After the Pegasus Project investigation, a French government probe found traces of Pegasus spyware on the phones of five cabinet ministers. And last month, a High Court judgment in the U.K. revealed that the ruler of Dubai had used Pegasus spyware to hack the phones of his estranged wife, Princess Haya, and top members of her legal and security teams.
A top Biden adviser raised concerns about the spyware to his Israeli counterpart during a July meeting at the White House. Members of Congress have also pushed for sanctions, investigations and new rules to combat spyware abuse, saying “the hacking for hire industry must be brought under control.”
The listing could also prove awkward for the network of Washington attorneys, consultants and other power brokers who have worked with NSO. Rod J. Rosenstein, former president Trump’s deputy attorney general from 2017 to 2019, is advising the company in its lawsuit with the Facebook-owned messaging giant WhatsApp.

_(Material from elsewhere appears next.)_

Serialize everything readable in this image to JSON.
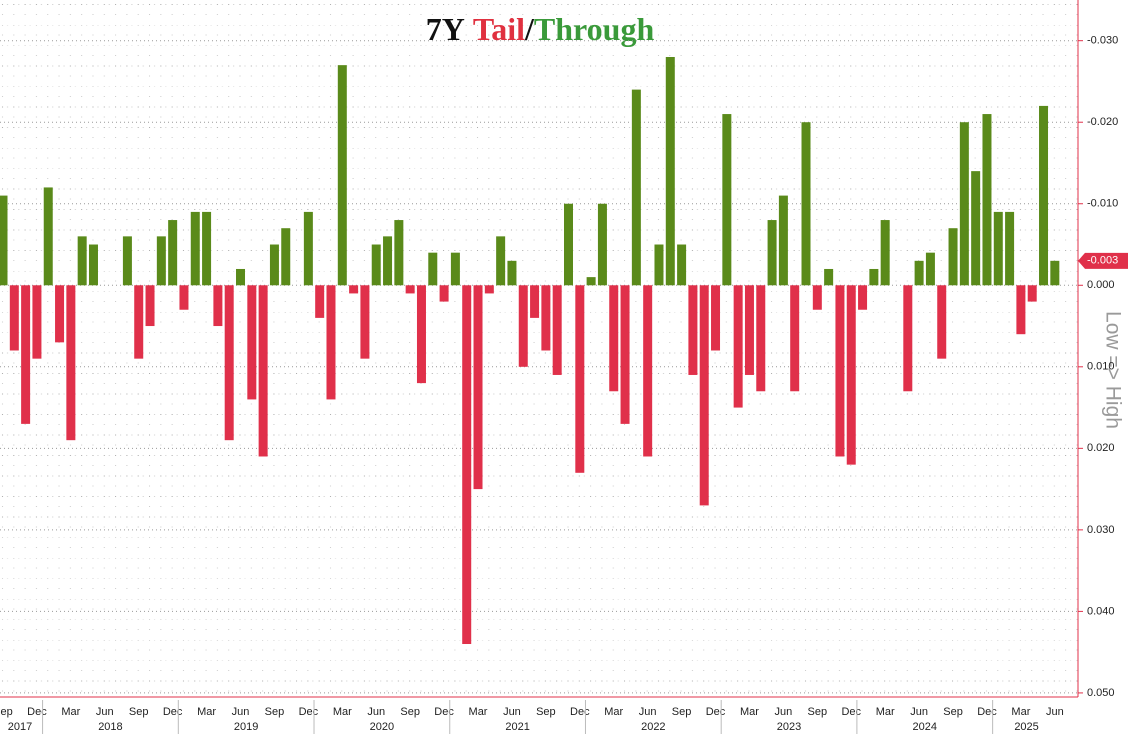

David Kaye, a former United Nations special rapporteur who has called for global restrictions on surveillance-technology sales, said the listing will have major practical and symbolic implications for a company that has worked aggressively to attract investors, government clients and positive media coverage.
“They made this real effort to change the conversation about the work they're doing. This shows that attempt has failed,” Kaye said. “Who will want to work with a company that’s been so publicly sanctioned by the U.S. government? … Who would invest in a company with this kind of black mark?”
Kaye said the listing is a reassuring sign for the Biden administration's claims to making human rights a centerpiece for foreign policy. He also expects it could leave a lasting impact on the relationship between the U.S. and Israeli governments.
“NSO Group could not have operated without Israeli government knowledge and toleration, if not encouragement. So part of this cannot be seen merely as the U.S. government making a statement about this particular company; it’s also a statement about the Israeli government, its expert controls and engagement in transnational repression,” he said.